Si les premiers pas décisifs de la construction européenne se justifient aisément par l’aspiration à la paix et à la prospérité au lendemain des traumatismes des deux guerres mondiales, ces raisons ont perdu, non de leur pertinence, mais de leur éclat, même si certains pays ne l’oublient pas et ambitionnent de s’en rapprocher pour cela (Serbie, Ukraine, Géorgie, Moldavie,…).
Les raisons en faveur d’une Europe unie peuvent aujourd’hui être avancées selon trois approches, qui se complètent :
L’approche pratique ou l’Europe utile. C’est celle qui permet de travailler, consommer, circuler, investir et s’établir sur un même marché unique et encadré. Celle qui me permet d’avoir le choix d’une vaste gamme de produits dans mes achats. Celle qui permet de manger de tout dans chaque pays de l’Union sans (trop de) craintes sanitaires. De cofinancer une infrastructure publique. De réduire les coûts d’envoi de SMS. La liste d’exemples de bénéfices concrets et quotidiens pourrait encore être très longue. Le détour par le niveau européen de décision se justifie ici pour une meilleure protection du consommateur et des investissements, pour réaliser des économies d’échelle, pour mutualiser des coûts. C’est avant tout le pragmatisme qui guide l’intégration de l’Europe.
L’approche géopolitique ou l’Europe puissance. Assurer ses approvisionnements agricoles et en énergie, faire respecter et diffuser ses normes, surveiller la réciprocité dans ses échanges commerciaux, superviser ses banques systémiques, contenir la fuite de ses cerveaux, lutter contre des menaces extérieures communes (terrorisme, organisations criminelles,...), lutter contre le changement climatique, avoir une démarche cohérente, proactive et constructive dans ses relations avec son voisinage et se défendre sont des défis auxquels aucun État membre ne saurait faire face seul. Ils exigent de rendre l’Union européenne capable de les relever. Ce sont ici des intérêts stratégiques communs qui conduisent à une solide coopération européenne.

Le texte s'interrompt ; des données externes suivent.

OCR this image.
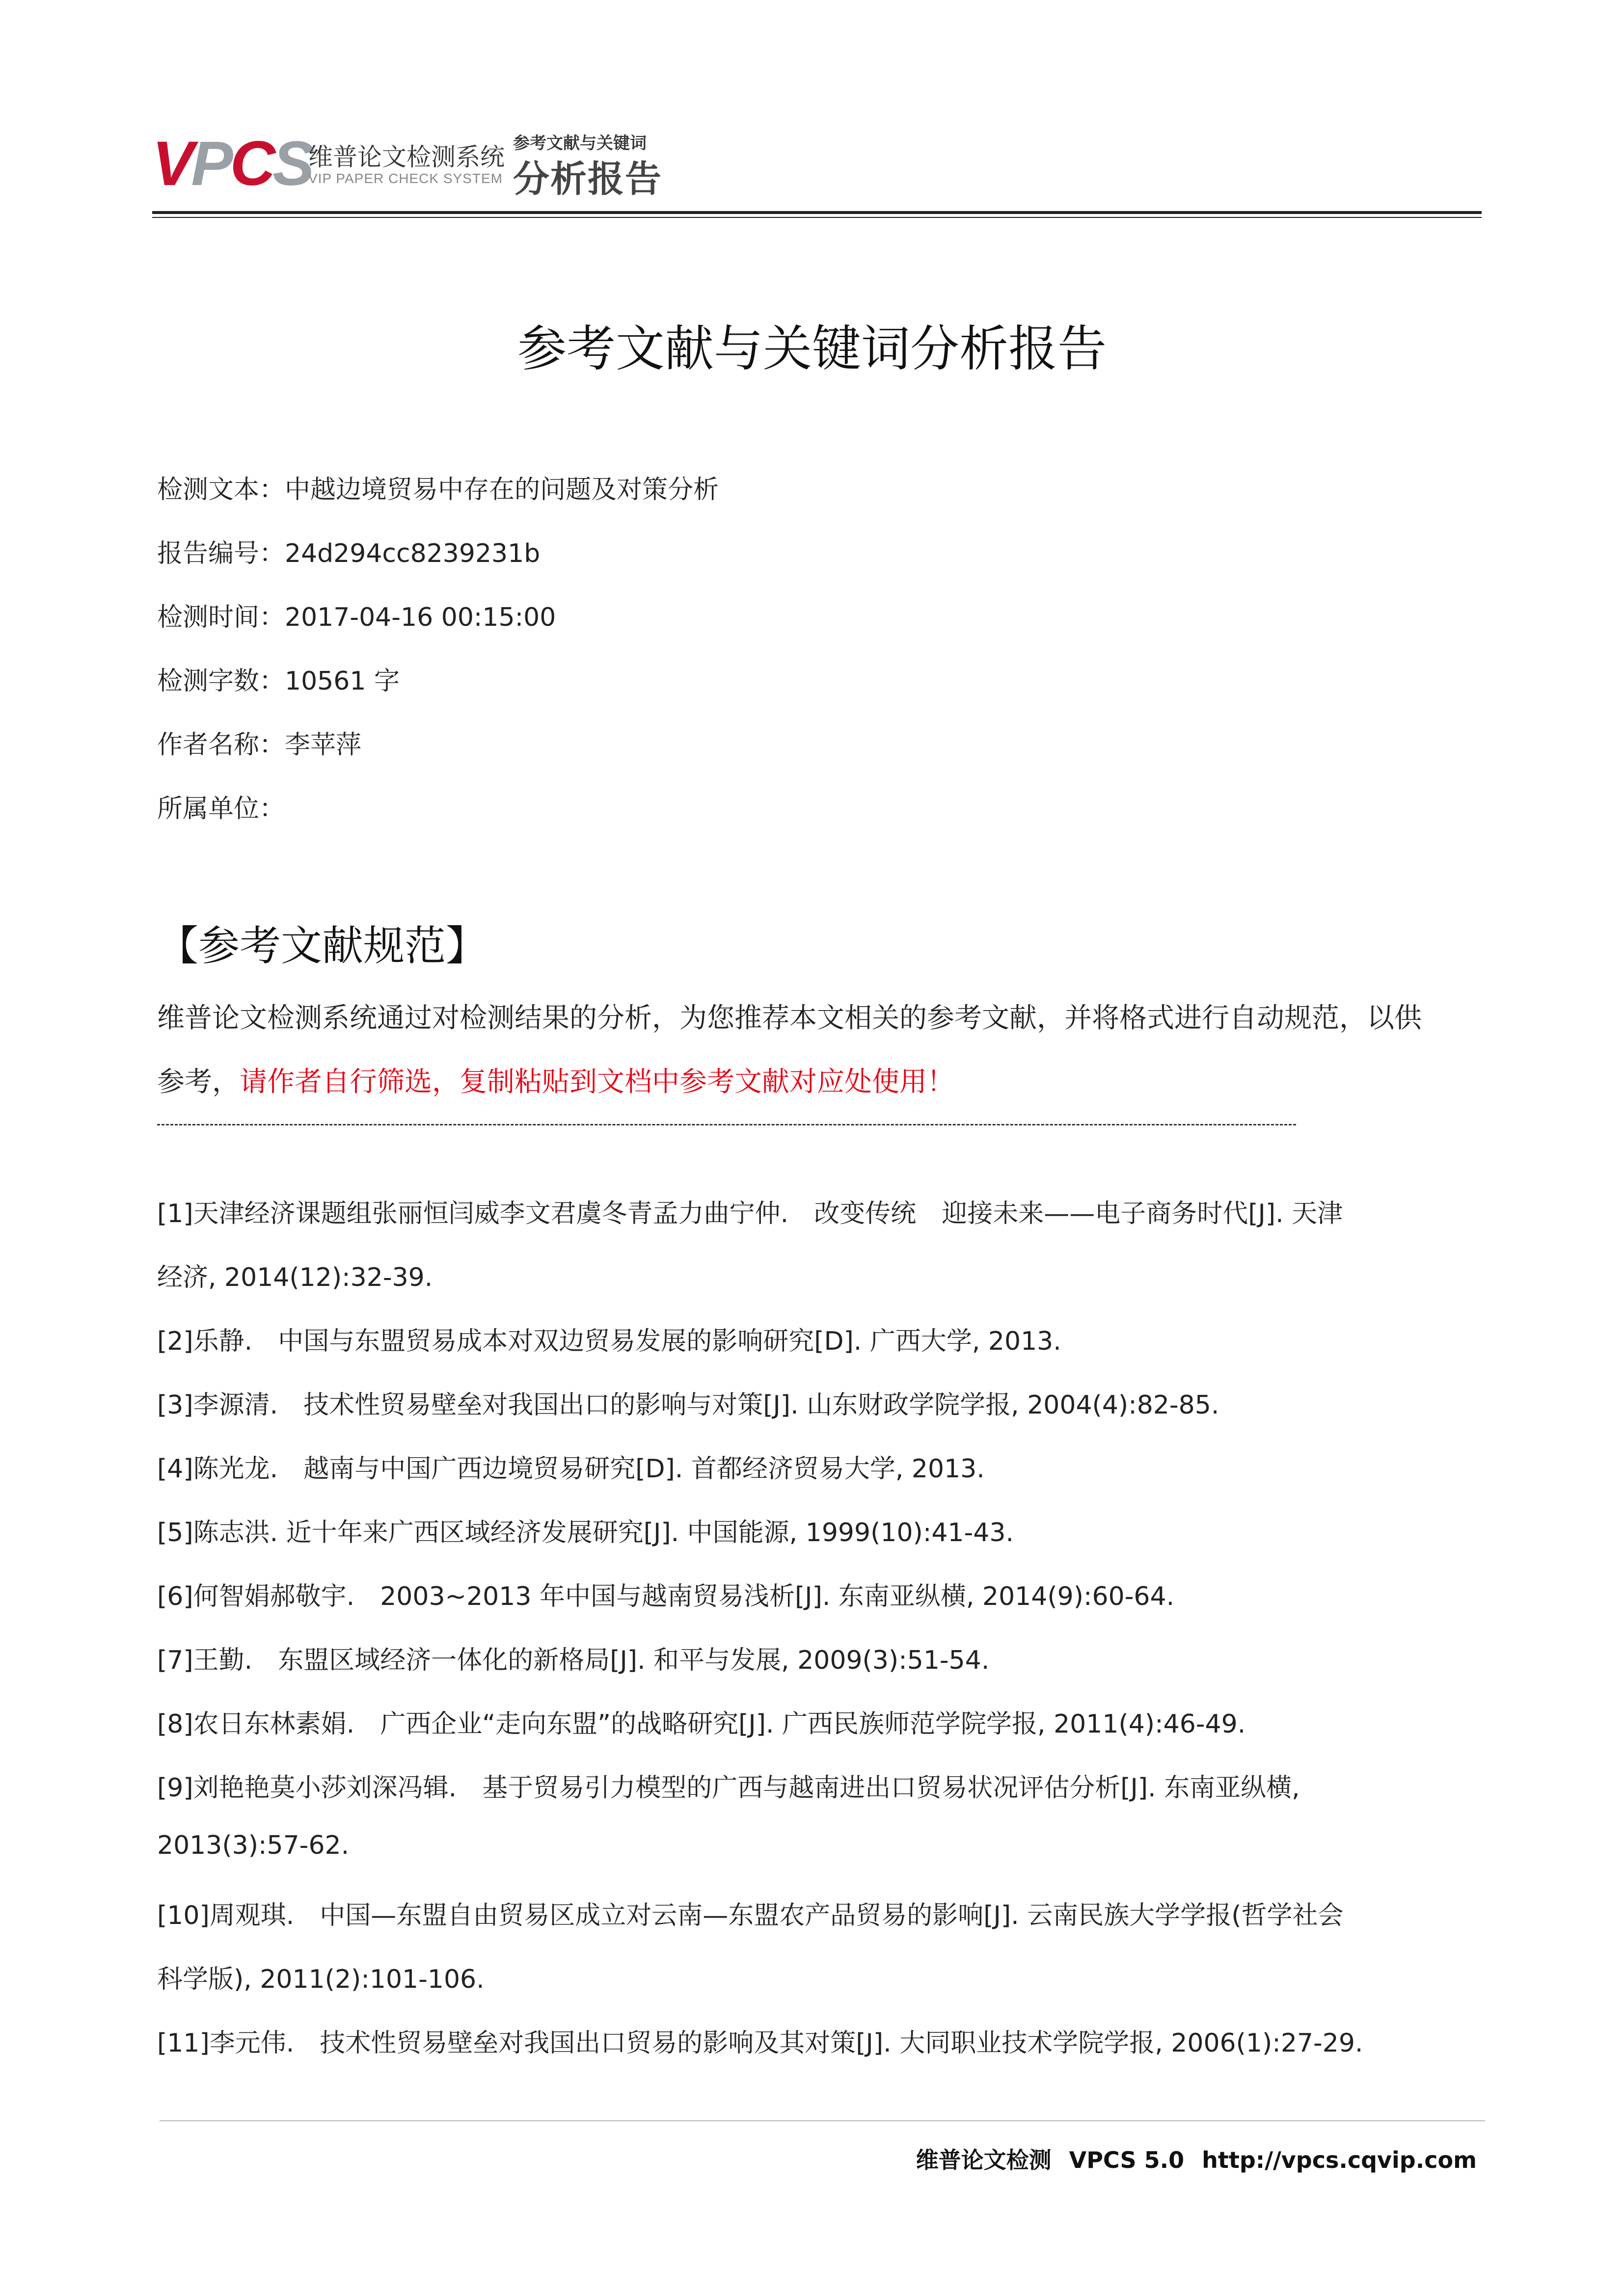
VPCS
维普论文检测系统
VIP PAPER CHECK SYSTEM
参考文献与关键词
分析报告
参考文献与关键词分析报告
检测文本：中越边境贸易中存在的问题及对策分析
报告编号：24d294cc8239231b
检测时间：2017-04-16 00:15:00
检测字数：10561 字
作者名称：李苹萍
所属单位：
【参考文献规范】
维普论文检测系统通过对检测结果的分析，为您推荐本文相关的参考文献，并将格式进行自动规范，以供
参考，请作者自行筛选，复制粘贴到文档中参考文献对应处使用！
[1]天津经济课题组张丽恒闫威李文君虞冬青孟力曲宁仲.　改变传统　迎接未来——电子商务时代[J]. 天津
经济, 2014(12):32-39.
[2]乐静.　中国与东盟贸易成本对双边贸易发展的影响研究[D]. 广西大学, 2013.
[3]李源清.　技术性贸易壁垒对我国出口的影响与对策[J]. 山东财政学院学报, 2004(4):82-85.
[4]陈光龙.　越南与中国广西边境贸易研究[D]. 首都经济贸易大学, 2013.
[5]陈志洪. 近十年来广西区域经济发展研究[J]. 中国能源, 1999(10):41-43.
[6]何智娟郝敬宇.　2003~2013 年中国与越南贸易浅析[J]. 东南亚纵横, 2014(9):60-64.
[7]王勤.　东盟区域经济一体化的新格局[J]. 和平与发展, 2009(3):51-54.
[8]农日东林素娟.　广西企业“走向东盟”的战略研究[J]. 广西民族师范学院学报, 2011(4):46-49.
[9]刘艳艳莫小莎刘深冯辑.　基于贸易引力模型的广西与越南进出口贸易状况评估分析[J]. 东南亚纵横,
2013(3):57-62.
[10]周观琪.　中国—东盟自由贸易区成立对云南—东盟农产品贸易的影响[J]. 云南民族大学学报(哲学社会
科学版), 2011(2):101-106.
[11]李元伟.　技术性贸易壁垒对我国出口贸易的影响及其对策[J]. 大同职业技术学院学报, 2006(1):27-29.
维普论文检测 VPCS 5.0 http://vpcs.cqvip.com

L’approche culturelle ou l’Europe référence. Ce qui distingue l’Union européenne d’autres exemples d’intégration régionale ne vient pas seulement du fait qu’elle en soit aujourd’hui la forme la plus poussée. Cela tient d’abord au relèvement de l’ennemi qui la fonde depuis l’origine, à une adhésion de chaque État libre et sans contrainte, au plus grand respect des petits pays, au souci de développer les régions appauvries ou à l’écart, à l’attention envers le continent africain exprimée dès le début.
Cela s’exprime également par le refus unanime de la peine de mort, condition pour rejoindre l’Union et qui répond à la primauté de la dignité de toute vie humaine, comme le reconnaît sa Charte des droits fondamentaux. Par rapport à d’autres régions du monde, l’Europe se caractérise aussi par la recherche de concilier dynamisme du marché et justice sociale, par celle aussi de s’unir tout en faisant valoir la richesse de sa diversité. Ces traits dépassent le seul cadre de l’Union européenne et se retrouvent à travers l’ensemble des pays qui en sont membres. Ce sont cette fois des valeurs partagées qui fondent la construction européenne.
Ces trois approches résumant le pourquoi de l’Europe ne reposent pas sur les mêmes ressorts. La première considère l’échelon européen, la deuxième, l’espace, la troisième, l’esprit. La première fonctionne pour le présent, la deuxième prépare l’avenir, la dernière porte les héritages du passé. La première est en chantier avancé, la deuxième prend encore ses marques et la troisième est latente mais le plus souvent s’ignore.
Ces trois raisons de faire l’Europe ne sont pas pour autant exclusives ou séparées l’une de l’autre. L’euro, par exemple, représente à la fois un moyen utile de paiement, un instrument de puissance et une référence identitaire partagée. Les motivations d’unir l’Europe ainsi se nourrissent et se complètent. Une Europe puissante vis-à-vis de l’extérieur a besoin d’une Europe fonctionnant efficacement en interne. Et une Europe puissante sert à faire valoir les valeurs sur lesquelles elle repose et à défendre la paix.